Mori was awarded the fellowship for research he is doing that allows chemotherapy to be delivered directly to lung tumors, in contrast to the conventional approach that delivers drugs systemically, which affects the whole body.

The foundation awarded a total of nine Quantitative Biology Fellowships, the first year the fellowship has been conferred. The awardees were selected by a distinguished committee of leaders in the field.

The fellowship program, and the financial support it provides, are designed to create an elite cadre of computational biology leaders with expertise and understanding in both quantitative and biological sciences—scientists who are capable of traversing both worlds.
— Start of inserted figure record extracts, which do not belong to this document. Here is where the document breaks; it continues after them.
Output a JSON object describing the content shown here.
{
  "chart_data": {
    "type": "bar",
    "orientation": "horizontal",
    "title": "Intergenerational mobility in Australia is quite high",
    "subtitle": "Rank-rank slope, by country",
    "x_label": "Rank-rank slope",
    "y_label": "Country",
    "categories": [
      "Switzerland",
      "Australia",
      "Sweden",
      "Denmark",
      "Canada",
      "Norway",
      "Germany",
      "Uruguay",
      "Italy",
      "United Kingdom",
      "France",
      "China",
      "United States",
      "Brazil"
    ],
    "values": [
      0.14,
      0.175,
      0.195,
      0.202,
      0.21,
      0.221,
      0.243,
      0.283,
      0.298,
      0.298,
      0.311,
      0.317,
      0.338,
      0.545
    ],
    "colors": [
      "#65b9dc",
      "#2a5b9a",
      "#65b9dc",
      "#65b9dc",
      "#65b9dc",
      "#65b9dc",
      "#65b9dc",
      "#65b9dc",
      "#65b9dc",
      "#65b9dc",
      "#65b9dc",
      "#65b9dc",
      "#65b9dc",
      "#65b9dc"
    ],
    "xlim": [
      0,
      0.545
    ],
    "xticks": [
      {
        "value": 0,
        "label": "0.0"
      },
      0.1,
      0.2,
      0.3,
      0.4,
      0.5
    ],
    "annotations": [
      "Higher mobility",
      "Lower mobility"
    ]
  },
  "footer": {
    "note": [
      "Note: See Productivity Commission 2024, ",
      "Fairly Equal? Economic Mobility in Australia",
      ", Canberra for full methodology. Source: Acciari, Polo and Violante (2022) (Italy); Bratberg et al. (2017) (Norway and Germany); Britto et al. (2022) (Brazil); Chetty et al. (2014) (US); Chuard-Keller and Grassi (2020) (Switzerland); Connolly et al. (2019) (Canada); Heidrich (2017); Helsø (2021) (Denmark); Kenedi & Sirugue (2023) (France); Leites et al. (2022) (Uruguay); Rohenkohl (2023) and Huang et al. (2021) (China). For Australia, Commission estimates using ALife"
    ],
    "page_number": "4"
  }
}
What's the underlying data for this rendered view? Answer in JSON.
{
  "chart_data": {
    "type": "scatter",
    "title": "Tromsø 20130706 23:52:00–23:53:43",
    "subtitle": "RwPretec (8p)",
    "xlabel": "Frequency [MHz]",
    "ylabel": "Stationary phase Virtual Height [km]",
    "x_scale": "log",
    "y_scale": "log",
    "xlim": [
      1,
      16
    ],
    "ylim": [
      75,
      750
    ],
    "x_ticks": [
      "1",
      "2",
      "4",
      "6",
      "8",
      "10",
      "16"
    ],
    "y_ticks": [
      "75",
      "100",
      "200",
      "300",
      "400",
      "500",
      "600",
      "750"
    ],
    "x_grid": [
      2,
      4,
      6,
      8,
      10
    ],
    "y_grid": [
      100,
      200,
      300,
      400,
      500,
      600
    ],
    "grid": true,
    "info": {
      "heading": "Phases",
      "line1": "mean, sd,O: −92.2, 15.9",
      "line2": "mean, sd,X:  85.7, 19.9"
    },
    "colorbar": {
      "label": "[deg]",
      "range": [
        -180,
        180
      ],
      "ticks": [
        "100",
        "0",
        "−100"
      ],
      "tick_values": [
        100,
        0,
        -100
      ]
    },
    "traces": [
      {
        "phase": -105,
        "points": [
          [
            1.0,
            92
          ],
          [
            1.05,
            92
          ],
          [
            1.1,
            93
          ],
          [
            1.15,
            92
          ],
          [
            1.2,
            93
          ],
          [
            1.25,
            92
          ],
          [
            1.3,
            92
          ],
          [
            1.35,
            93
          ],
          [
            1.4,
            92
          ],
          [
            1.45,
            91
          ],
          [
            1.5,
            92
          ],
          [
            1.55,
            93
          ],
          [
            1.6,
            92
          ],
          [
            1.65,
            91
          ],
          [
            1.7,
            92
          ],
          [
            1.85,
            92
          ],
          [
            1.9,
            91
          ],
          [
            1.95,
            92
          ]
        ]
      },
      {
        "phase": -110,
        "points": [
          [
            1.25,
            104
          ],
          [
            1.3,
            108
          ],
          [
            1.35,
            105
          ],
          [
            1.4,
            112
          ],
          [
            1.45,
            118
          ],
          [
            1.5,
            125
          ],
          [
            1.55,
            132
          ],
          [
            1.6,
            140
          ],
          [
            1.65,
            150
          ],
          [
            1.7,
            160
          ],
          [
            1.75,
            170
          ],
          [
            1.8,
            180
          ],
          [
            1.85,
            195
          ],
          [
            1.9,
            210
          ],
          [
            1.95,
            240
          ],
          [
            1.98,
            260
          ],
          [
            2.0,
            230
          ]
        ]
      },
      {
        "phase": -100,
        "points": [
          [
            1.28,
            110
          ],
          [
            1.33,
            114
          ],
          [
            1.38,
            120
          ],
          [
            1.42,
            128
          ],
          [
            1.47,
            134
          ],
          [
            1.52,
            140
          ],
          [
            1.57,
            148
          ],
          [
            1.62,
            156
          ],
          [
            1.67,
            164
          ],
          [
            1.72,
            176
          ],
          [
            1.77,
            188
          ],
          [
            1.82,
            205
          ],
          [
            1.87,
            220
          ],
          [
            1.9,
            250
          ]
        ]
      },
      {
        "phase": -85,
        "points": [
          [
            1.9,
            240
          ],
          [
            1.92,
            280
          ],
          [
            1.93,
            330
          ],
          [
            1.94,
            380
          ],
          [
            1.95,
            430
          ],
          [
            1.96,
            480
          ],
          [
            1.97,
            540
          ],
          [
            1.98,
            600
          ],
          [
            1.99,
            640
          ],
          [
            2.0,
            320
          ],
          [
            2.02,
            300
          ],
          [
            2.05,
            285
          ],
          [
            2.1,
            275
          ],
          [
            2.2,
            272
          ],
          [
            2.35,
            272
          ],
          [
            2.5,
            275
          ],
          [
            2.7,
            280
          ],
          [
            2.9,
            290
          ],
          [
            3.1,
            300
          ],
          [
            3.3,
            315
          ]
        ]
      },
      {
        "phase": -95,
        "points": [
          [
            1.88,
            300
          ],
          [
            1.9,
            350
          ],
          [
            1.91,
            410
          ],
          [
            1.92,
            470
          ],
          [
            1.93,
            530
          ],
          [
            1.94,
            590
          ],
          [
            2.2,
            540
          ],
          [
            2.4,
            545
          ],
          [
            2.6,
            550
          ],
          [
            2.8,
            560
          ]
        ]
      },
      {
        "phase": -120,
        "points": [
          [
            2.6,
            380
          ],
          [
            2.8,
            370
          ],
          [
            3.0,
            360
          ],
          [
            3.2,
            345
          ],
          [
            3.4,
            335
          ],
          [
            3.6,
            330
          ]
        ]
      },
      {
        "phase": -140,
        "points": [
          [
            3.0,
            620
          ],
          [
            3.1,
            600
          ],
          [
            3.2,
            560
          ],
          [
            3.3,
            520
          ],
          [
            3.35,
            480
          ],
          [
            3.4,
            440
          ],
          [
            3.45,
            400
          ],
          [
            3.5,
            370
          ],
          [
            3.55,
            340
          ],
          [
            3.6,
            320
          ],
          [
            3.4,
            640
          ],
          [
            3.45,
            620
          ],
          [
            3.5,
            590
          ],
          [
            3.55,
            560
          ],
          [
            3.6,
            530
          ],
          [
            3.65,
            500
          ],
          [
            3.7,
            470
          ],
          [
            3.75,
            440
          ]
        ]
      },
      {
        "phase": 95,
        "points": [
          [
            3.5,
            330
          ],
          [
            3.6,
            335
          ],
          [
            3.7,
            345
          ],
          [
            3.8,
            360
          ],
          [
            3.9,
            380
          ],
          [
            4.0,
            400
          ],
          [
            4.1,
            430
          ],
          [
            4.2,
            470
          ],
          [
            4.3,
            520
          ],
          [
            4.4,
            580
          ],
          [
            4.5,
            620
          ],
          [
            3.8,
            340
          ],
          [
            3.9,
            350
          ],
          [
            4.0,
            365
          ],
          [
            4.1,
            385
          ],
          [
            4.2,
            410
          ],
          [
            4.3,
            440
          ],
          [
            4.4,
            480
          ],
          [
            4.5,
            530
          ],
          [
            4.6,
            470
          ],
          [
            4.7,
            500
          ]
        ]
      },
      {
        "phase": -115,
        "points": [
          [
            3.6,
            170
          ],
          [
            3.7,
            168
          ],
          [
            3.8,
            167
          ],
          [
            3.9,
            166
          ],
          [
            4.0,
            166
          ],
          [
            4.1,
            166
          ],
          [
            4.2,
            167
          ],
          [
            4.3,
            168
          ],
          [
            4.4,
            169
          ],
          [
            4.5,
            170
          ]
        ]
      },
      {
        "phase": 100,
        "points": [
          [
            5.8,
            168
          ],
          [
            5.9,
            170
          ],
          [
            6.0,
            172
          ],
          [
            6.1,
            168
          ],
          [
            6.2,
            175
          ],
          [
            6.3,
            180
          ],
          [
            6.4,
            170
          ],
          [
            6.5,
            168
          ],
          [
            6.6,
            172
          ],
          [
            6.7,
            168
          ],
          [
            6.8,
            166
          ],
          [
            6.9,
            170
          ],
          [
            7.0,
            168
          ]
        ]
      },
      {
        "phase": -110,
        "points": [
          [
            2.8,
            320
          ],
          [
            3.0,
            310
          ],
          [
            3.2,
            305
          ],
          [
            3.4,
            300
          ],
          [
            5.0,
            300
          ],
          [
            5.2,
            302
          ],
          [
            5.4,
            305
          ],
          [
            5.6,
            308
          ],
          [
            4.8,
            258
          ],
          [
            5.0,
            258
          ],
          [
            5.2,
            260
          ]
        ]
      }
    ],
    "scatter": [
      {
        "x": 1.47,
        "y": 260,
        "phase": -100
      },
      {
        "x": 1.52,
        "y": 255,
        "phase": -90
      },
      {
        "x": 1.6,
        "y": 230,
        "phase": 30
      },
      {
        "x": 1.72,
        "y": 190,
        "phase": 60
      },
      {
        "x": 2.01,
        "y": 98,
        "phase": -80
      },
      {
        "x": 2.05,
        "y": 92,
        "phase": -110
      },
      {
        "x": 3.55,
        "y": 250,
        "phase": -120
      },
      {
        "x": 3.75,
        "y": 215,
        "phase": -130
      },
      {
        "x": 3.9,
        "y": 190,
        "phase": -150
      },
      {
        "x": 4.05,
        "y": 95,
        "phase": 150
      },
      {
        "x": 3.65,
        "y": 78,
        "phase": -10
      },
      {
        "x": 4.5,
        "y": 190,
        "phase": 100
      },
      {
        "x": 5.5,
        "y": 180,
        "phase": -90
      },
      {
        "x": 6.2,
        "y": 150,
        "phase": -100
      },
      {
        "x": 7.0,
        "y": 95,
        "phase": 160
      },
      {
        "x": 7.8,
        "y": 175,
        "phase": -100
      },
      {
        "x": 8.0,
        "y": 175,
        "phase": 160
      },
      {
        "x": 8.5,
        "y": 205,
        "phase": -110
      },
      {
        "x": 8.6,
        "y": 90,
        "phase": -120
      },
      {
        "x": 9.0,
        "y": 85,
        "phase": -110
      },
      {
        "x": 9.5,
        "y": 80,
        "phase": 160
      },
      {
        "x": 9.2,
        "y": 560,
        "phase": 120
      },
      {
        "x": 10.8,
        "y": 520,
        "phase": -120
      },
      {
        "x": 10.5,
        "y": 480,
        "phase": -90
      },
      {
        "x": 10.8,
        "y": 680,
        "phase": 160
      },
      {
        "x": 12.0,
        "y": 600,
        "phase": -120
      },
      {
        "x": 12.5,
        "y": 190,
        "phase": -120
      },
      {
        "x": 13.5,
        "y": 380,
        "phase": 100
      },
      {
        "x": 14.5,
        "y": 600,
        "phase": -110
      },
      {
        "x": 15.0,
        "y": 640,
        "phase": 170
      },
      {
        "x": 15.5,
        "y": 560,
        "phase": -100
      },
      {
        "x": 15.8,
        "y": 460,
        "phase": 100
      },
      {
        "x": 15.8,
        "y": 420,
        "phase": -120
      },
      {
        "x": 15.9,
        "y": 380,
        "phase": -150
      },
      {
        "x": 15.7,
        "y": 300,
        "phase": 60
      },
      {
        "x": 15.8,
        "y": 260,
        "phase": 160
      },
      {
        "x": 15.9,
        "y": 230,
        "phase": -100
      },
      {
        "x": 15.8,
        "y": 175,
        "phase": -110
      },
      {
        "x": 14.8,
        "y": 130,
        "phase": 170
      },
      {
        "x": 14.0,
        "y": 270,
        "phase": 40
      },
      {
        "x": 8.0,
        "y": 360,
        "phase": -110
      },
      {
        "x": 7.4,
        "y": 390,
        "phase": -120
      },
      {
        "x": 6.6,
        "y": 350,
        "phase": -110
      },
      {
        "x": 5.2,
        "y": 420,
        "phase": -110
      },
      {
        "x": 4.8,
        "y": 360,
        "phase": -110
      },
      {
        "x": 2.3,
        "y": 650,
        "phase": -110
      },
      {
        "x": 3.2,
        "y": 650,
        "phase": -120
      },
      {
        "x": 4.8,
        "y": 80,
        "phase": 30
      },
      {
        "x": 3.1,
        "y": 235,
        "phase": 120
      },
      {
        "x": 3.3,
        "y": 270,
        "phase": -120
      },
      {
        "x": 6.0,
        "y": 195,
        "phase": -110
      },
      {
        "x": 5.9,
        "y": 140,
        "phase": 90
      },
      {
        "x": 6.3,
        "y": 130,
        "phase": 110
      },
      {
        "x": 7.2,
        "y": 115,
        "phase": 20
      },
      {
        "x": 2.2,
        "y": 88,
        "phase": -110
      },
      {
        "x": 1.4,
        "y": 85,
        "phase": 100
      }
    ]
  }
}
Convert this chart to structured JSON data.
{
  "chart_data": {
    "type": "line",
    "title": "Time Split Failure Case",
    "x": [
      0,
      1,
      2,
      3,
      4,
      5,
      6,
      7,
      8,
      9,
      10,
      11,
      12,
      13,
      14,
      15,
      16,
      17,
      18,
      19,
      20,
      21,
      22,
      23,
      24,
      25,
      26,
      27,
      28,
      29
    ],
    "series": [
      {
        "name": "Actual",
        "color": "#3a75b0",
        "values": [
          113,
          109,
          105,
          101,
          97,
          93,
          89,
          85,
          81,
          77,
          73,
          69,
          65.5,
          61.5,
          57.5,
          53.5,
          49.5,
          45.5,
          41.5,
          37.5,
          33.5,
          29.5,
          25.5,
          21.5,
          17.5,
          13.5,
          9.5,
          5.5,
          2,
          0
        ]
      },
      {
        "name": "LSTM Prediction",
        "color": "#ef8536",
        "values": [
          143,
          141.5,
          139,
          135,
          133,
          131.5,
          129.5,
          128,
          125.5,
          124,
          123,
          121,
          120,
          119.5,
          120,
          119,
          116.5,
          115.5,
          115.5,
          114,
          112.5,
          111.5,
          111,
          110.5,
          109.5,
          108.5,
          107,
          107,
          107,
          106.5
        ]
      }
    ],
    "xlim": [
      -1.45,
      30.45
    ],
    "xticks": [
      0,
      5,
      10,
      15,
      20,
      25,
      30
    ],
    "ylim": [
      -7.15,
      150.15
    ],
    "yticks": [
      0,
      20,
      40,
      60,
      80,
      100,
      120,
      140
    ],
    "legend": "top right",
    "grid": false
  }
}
Criteria for the award focused on both the quality of the applicant (their commitment to pursuing a research career as a computational biologist and potential to excel in cancer research and the quality of the mentorship the applicant receives (the training experience that will accelerate the development of the applicant’s scientific skills and prepare them to independently conduct high quality, innovative cancer-related research).

Mori’s mentors are Jason Bates, a professor with appointments in both the departments of Medicine in the Larner College of Medicine and Electrical and Biomedical Engineering in the College of Engineering and Mathematical Sciences, and C. Matthew Kinsey, an assistant professor of medicine at the Larner College of Medicine and a and a pulmonologist at University of Vermont Medical Center.

Biologists are increasingly required to not only work at the lab bench, but also to mine vast amounts of data to find the valuable clues that will address key challenges in cancer research and patient treatment. To proactively address this need, Damon Runyon has created a new funding mechanism designed to encourage quantitative scientists (trained in fields such as mathematics, physics, computer science, engineering, and others) to pursue research careers in computational biology.

The Damon Runyon Quantitative Biology Fellowship Award is designed to support a new generation of computational scientists who will pioneer novel approaches to the design and interpretation of experiments in cancer research, to answer a myriad of important biological and clinical questions.

Damon Runyon will invest in up to 15 fellowships over three years, totaling up to $3.6 million.

According to its annual report, the Damon Runyon Cancer Research Foundation funds “high-risk, high-reward cancer research. We identify and enable young scientists who are brilliant, brave and bold enough to go where others haven’t.”